Wittebroodskind

Het Wittebroodskind uitgebeeld in een lantaarnconsole in Utrecht aan de werf van de Lichte Gaard.

Het Wittebroodskind is een hoofdpersonage uit volksverhalen die gaan over de bouwgeschiedenis van de Mariakerk in Utrecht. De sage over het Wittebroodskind werd voor het eerst opgetekend in de middeleeuwen. Diverse varianten van het volksverhaal, alsook lokale gebouwen, verwijzen naar het Wittebroodskind. Deze beperken zich niet uitsluitend tot Utrecht maar spelen ook in andere plaatsen met hun lokale situatie. Met name het funderen op runderhuiden keert daarin regelmatig terug.[1] Een wittebroodskind is daarnaast ook een uitdrukking voor een verwend kind.
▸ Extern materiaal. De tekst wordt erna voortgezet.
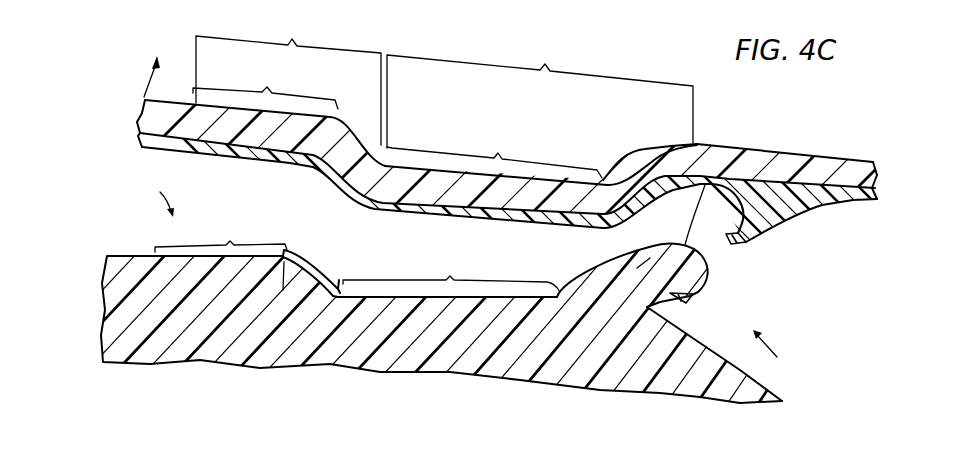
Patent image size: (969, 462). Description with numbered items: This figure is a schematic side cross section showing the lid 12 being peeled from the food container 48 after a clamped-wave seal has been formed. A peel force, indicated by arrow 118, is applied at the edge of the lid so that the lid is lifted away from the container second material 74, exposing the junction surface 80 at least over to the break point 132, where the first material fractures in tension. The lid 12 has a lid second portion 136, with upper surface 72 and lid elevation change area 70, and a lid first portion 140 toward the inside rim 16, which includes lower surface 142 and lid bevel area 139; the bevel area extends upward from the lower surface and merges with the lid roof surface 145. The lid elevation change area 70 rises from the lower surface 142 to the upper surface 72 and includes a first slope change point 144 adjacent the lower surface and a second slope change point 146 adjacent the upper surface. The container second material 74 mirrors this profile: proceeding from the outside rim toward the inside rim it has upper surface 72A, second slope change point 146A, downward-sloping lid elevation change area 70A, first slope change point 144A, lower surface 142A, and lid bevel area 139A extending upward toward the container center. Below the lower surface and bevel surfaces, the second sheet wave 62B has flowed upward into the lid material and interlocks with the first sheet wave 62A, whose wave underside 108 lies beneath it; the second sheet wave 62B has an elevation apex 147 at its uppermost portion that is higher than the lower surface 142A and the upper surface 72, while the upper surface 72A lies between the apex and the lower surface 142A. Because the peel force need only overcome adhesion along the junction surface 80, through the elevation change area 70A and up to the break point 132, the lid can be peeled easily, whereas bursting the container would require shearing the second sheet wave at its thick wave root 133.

The lid 12 is at (732, 182).
The inside rim 16 is at (776, 351).
The food container 48 is at (781, 398).
The first sheet wave 62A is at (785, 224).
The second sheet wave 62B is at (656, 245).
The lid elevation change area 70 is at (338, 117).
The lid elevation change area 70A is at (292, 260).
The upper surface 72 is at (265, 88).
The upper surface 72A is at (221, 237).
The second material 74 is at (133, 268).
The junction surface 80 is at (153, 200).
The wave underside 108 is at (748, 239).
The peel force arrow 118 is at (146, 81).
The break point 132 is at (697, 296).
The wave root 133 is at (637, 268).
The lid second portion 136 is at (288, 80).
The lid bevel area 139 is at (650, 152).
The lid bevel area 139A is at (605, 269).
The lid first portion 140 is at (540, 96).
The lower surface 142 is at (494, 154).
The lower surface 142A is at (451, 273).
The first slope change point 144 is at (372, 186).
The first slope change point 144A is at (339, 276).
The lid roof surface 145 is at (834, 159).
The second slope change point 146 is at (337, 119).
The second slope change point 146A is at (283, 290).
The elevation apex 147 is at (705, 185).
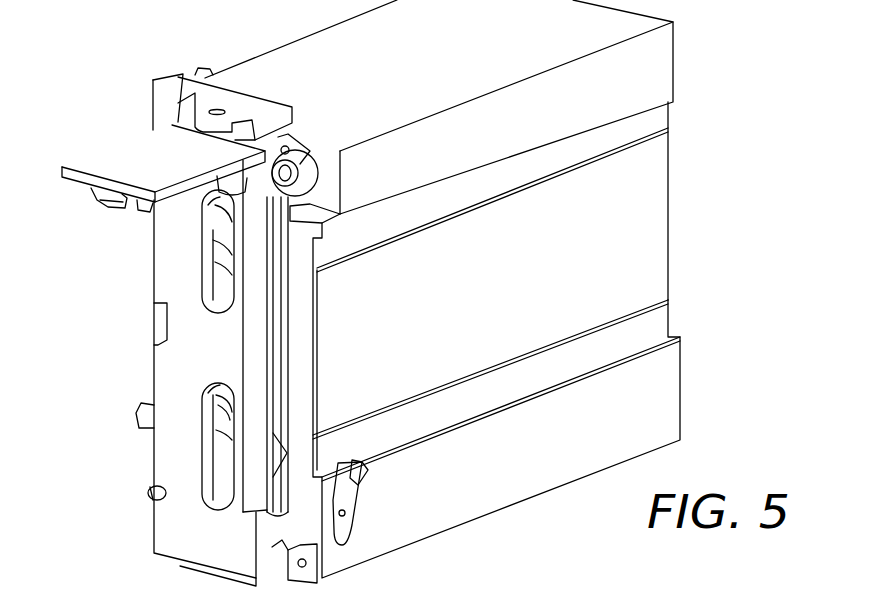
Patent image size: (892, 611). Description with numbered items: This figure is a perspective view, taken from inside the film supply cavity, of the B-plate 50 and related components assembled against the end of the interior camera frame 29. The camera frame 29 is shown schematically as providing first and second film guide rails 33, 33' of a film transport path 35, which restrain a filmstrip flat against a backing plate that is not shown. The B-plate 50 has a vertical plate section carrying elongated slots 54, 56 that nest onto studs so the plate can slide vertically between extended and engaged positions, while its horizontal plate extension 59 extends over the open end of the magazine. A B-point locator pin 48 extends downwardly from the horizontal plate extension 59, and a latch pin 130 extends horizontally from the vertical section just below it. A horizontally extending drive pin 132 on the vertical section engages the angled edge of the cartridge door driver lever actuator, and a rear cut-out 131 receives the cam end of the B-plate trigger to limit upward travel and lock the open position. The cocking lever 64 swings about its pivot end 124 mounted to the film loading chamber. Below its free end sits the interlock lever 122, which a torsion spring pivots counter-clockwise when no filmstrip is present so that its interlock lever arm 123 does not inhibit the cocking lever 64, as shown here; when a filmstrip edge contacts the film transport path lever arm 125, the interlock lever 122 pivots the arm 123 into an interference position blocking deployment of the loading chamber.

The camera frame 29 is at (440, 82).
The first film guide rail 33 is at (526, 379).
The second film guide rail 33' is at (529, 189).
The film transport path 35 is at (490, 304).
The B-point locator pin 48 is at (108, 200).
The B-plate 50 is at (143, 117).
The elongated slot 54 is at (215, 255).
The elongated slot 56 is at (213, 482).
The horizontal plate extension 59 is at (117, 160).
The cocking lever 64 is at (250, 490).
The interlock lever 122 is at (343, 497).
The interlock lever arm 123 is at (272, 547).
The pivot end 124 is at (305, 157).
The film transport path lever arm 125 is at (340, 462).
The latch pin 130 is at (140, 215).
The rear cut-out 131 is at (163, 317).
The drive pin 132 is at (148, 500).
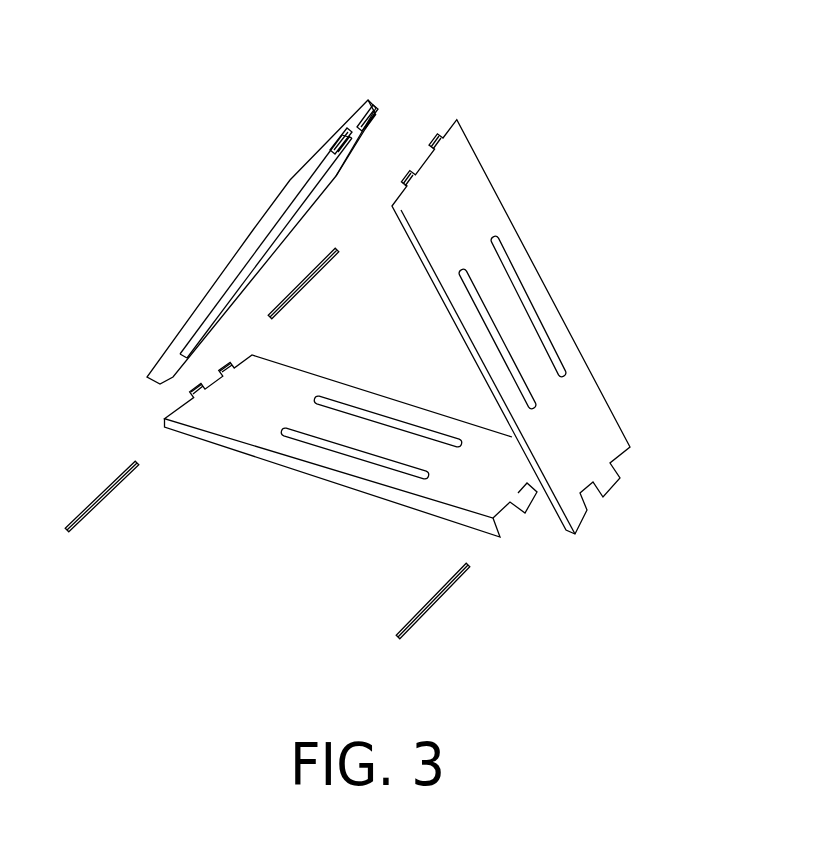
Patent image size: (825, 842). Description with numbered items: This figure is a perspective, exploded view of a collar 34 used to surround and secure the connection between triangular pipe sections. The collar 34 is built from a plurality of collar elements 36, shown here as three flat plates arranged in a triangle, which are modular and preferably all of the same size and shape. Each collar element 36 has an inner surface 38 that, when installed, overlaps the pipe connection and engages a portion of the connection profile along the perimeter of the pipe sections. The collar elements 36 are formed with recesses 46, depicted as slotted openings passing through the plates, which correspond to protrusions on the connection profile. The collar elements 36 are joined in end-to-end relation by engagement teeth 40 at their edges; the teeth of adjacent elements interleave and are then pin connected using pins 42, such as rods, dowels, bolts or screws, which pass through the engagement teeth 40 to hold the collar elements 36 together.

The collar 34 is at (703, 257).
The collar element 36 is at (242, 243).
The inner surface 38 is at (198, 318).
The engagement teeth 40 is at (454, 123).
The pin 42 is at (324, 270).
The recess 46 is at (507, 333).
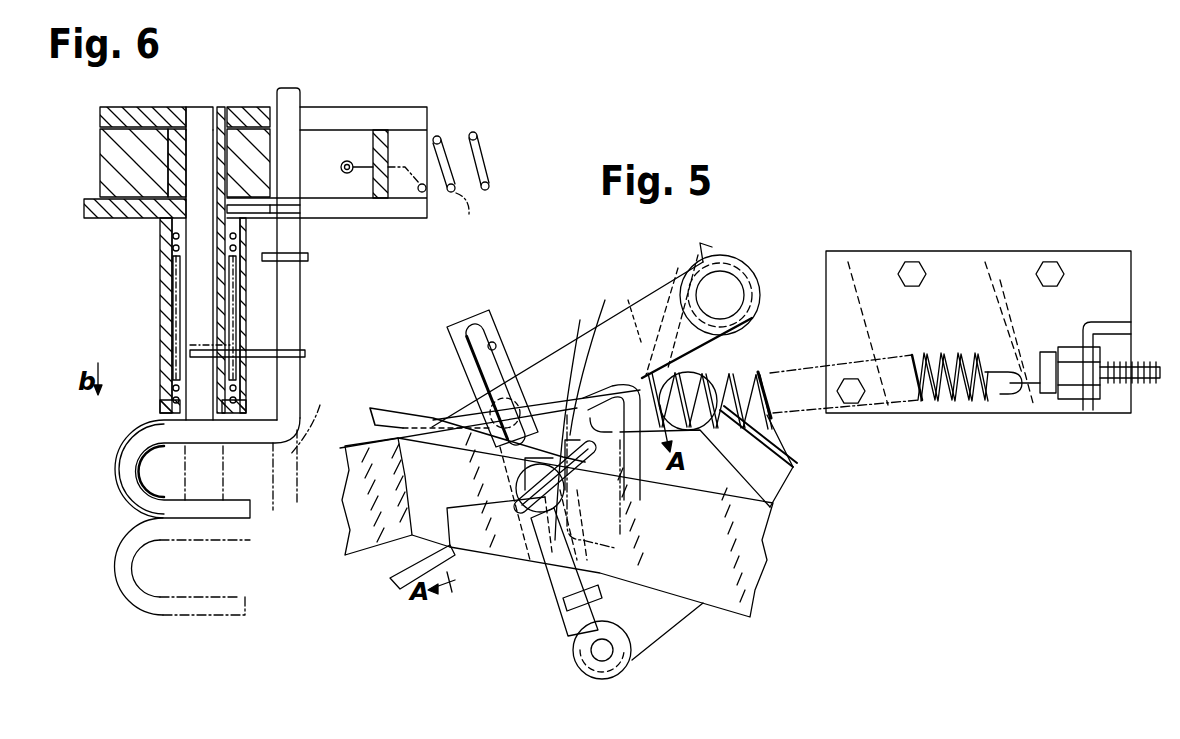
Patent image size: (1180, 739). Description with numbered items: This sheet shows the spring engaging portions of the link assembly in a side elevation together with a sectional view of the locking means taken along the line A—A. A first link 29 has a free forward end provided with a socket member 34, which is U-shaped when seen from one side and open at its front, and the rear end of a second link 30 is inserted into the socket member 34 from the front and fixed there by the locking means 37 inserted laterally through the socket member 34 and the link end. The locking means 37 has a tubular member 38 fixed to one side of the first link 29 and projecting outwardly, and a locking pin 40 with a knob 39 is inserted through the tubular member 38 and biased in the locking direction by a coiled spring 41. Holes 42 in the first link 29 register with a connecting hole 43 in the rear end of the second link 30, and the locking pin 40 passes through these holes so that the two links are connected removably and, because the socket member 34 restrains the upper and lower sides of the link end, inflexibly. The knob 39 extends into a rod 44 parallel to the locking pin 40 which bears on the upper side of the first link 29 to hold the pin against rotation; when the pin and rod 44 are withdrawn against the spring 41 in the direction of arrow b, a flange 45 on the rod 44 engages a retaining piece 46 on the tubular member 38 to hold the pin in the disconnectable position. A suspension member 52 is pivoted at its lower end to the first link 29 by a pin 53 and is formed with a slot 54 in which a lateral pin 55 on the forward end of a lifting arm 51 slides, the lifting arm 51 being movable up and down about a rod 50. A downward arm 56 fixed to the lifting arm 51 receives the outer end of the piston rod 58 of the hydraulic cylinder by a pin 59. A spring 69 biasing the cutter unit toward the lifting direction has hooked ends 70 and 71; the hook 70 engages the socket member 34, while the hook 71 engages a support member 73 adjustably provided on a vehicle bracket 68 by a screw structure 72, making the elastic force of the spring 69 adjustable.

In FIG. 6, the first link 29 is at (396, 218).
In FIG. 5, the first link 29 is at (746, 612).
In FIG. 6, the second link 30 is at (116, 154).
In FIG. 5, the second link 30 is at (386, 560).
In FIG. 6, the socket member 34 is at (384, 142).
In FIG. 5, the socket member 34 is at (470, 418).
In FIG. 6, the locking means 37 is at (130, 429).
In FIG. 5, the locking means 37 is at (523, 520).
In FIG. 6, the tubular member 38 is at (170, 238).
In FIG. 5, the tubular member 38 is at (518, 487).
In FIG. 6, the knob 39 is at (135, 496).
In FIG. 5, the knob 39 is at (573, 527).
In FIG. 6, the locking pin 40 is at (200, 280).
In FIG. 6, the coiled spring 41 is at (176, 326).
In FIG. 6, the holes 42 is at (222, 122).
In FIG. 6, the connecting hole 43 is at (190, 136).
In FIG. 6, the rod 44 is at (300, 341).
In FIG. 6, the flange 45 is at (308, 258).
In FIG. 5, the flange 45 is at (596, 355).
In FIG. 6, the retaining piece 46 is at (193, 358).
In FIG. 5, the retaining piece 46 is at (570, 425).
In FIG. 5, the rod 50 is at (724, 293).
In FIG. 5, the lifting arm 51 is at (660, 298).
In FIG. 5, the suspension member 52 is at (485, 314).
In FIG. 5, the pin 53 is at (632, 658).
In FIG. 5, the slot 54 is at (496, 344).
In FIG. 5, the lateral pin 55 is at (500, 392).
In FIG. 5, the downward arm 56 is at (732, 370).
In FIG. 5, the piston rod 58 is at (782, 458).
In FIG. 5, the pin 59 is at (725, 365).
In FIG. 5, the bracket 68 is at (1105, 312).
In FIG. 6, the spring 69 is at (461, 189).
In FIG. 5, the spring 69 is at (924, 405).
In FIG. 6, the hooked end 70 is at (362, 155).
In FIG. 5, the hooked end 70 is at (626, 385).
In FIG. 5, the hooked end 71 is at (1012, 396).
In FIG. 5, the screw structure 72 is at (1052, 400).
In FIG. 5, the support member 73 is at (1088, 392).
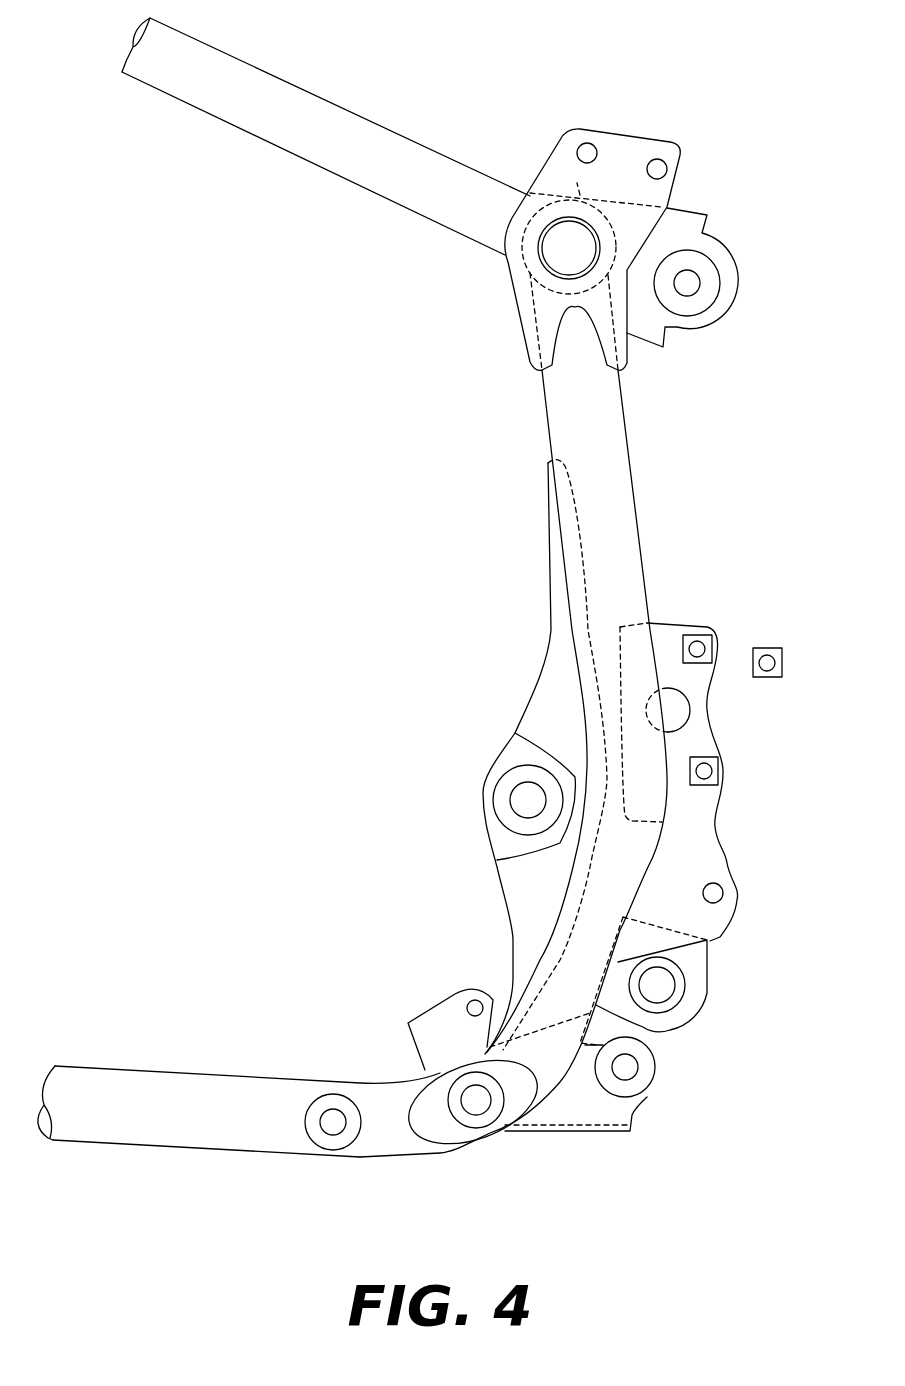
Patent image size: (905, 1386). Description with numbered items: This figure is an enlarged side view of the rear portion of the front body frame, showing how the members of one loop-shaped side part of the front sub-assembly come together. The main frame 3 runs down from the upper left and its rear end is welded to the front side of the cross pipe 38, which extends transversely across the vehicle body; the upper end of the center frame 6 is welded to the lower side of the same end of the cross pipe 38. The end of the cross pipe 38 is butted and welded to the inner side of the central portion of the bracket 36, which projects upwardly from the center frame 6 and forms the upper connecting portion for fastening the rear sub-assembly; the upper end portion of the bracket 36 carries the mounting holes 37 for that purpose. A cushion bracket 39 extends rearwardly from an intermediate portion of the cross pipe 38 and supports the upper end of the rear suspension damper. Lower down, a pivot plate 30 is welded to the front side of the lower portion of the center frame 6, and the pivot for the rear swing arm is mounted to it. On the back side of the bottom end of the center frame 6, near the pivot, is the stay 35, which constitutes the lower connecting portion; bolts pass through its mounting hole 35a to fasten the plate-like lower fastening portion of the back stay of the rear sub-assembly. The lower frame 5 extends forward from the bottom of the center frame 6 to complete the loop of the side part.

The main frame 3 is at (307, 104).
The bracket 36 is at (556, 174).
The mounting holes 37 is at (660, 158).
The cross pipe 38 is at (557, 273).
The cushion bracket 39 is at (694, 238).
The center frame 6 is at (622, 483).
The pivot plate 30 is at (542, 700).
The stay 35 is at (716, 923).
The mounting hole 35a is at (720, 888).
The lower frame 5 is at (190, 1133).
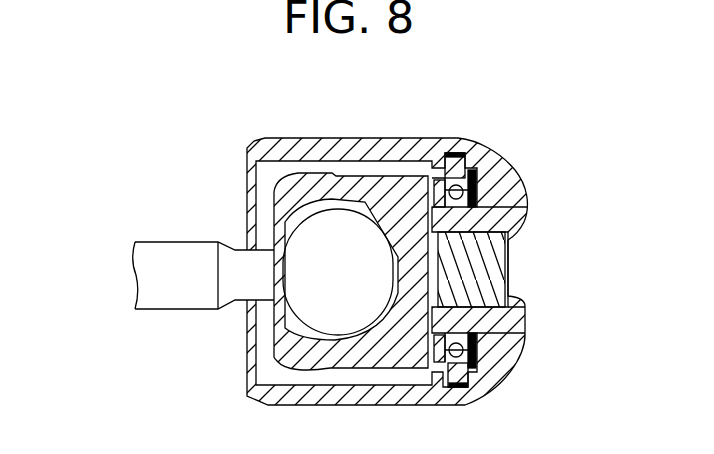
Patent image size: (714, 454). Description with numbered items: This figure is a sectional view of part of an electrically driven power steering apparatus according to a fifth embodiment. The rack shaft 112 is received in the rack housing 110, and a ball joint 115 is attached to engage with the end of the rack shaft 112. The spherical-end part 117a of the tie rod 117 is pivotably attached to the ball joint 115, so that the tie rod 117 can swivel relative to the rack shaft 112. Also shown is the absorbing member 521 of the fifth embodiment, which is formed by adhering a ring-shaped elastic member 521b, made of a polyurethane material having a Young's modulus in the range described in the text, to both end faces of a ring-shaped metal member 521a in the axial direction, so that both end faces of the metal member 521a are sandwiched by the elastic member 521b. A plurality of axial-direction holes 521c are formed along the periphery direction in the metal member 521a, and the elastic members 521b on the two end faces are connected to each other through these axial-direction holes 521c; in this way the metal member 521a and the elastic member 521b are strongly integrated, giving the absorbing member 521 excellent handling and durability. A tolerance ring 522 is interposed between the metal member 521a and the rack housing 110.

The rack housing 110 is at (287, 150).
The rack shaft 112 is at (520, 197).
The ball joint 115 is at (290, 198).
The tie rod 117 is at (150, 278).
The spherical-end part 117a is at (320, 302).
The absorbing member 521 is at (532, 167).
The metal member 521a is at (485, 172).
The elastic member 521b is at (437, 157).
The axial-direction holes 521c is at (505, 236).
The tolerance ring 522 is at (482, 386).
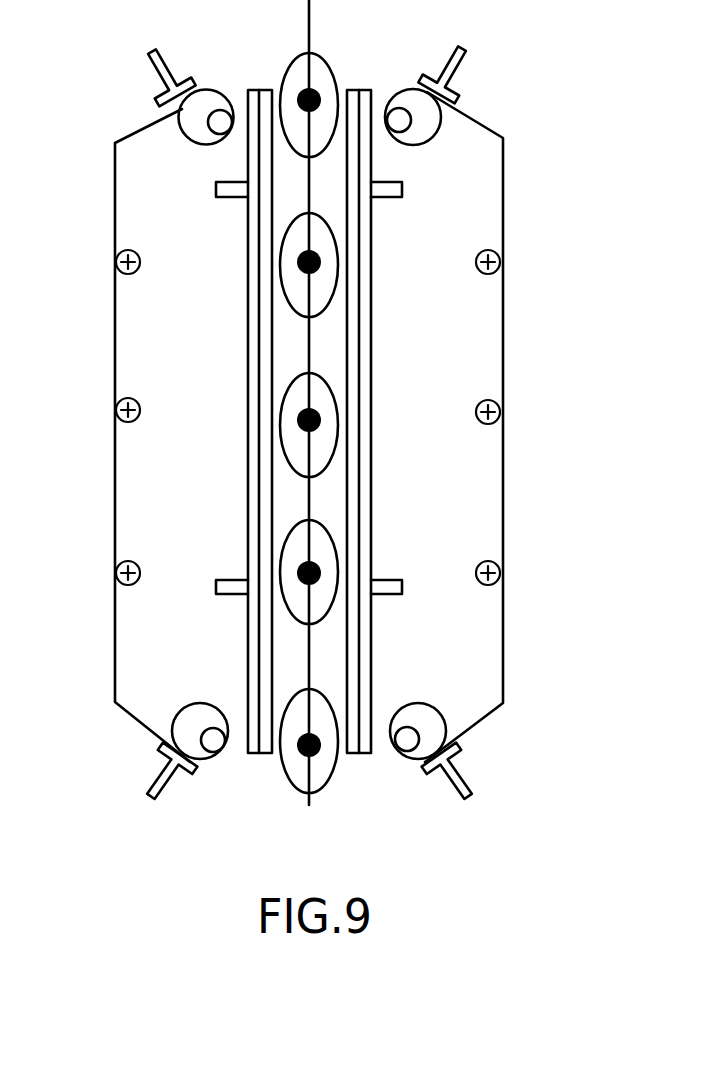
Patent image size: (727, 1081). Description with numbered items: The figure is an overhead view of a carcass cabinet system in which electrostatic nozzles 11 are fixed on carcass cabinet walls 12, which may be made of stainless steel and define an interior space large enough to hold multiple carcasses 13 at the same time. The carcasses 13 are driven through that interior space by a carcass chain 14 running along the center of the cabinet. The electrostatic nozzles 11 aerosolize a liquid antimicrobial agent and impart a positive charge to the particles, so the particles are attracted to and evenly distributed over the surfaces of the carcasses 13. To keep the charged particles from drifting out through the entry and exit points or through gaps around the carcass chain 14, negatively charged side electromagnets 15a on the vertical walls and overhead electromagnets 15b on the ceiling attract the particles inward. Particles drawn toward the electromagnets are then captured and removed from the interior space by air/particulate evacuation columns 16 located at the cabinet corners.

  1. Over het daadwerkelijk funderen in het verleden met runderhuiden liet de toenmalige Nederlandse minister van VROM Dekker in 2006 het volgende weten aan de Tweede Kamer:

    De veronderstelling dat vroeger op koeienhuiden werd gefundeerd moet ik overigens naar het rijk der fabelen verwijzen, hoewel dit soort verhalen net zo onuitroeibaar blijken te zijn als de verhalen over vermeende onderaardse gangen in burchten en kloosters. Ten eerste is er voorzover mij bekend in Nederland nog nooit een fundering van koeienhuid aangetroffen, terwijl deze huiden door het grondwater uitstekend geconserveerd hadden moeten zijn. In de tweede plaats komt in oude bouwverslagen de zinsnede voor dat de bouw «op huyden is begonnen» hetgeen in oud-Nederlands niets anders wil zeggen dan dat de bouw heden is aangevangen. Wel wil het geval dat in Amsterdam enkele panden bekend zijn die «op huyden» zijn gebouwd. Uit onderzoek blijkt dat hiervoor afgedankte scheepshuiden (scheepswanden) zijn gebruikt. De lange planken werden horizontaal neergelegd en een bouwwerk werd daarbovenop gemetseld. Verder bestaat er nog een apocrief verhaal van de hand van Jacob van Lennep, waarin verhaald wordt hoe de zoon van een Fries bouwmeester het geheim van de fundering van de Maria-kerk in Utrecht wordt ontfutseld, n.l. dat een wel in de bodem onder de kerk zou zijn volgestort met koeienhuiden. Enig feitelijk bewijs van deze «onthulling» is echter nimmer aangetroffen.

    Kamerstuk 29 392 Wijziging van de Woningwet en enkele andere wetten (verbetering naleving, handhaafbaarheid en handhaving bouwregelgeving), beantwoording vraag 3. Overheid.nl (23 januari 2006). Geraadpleegd op 16 september 2012.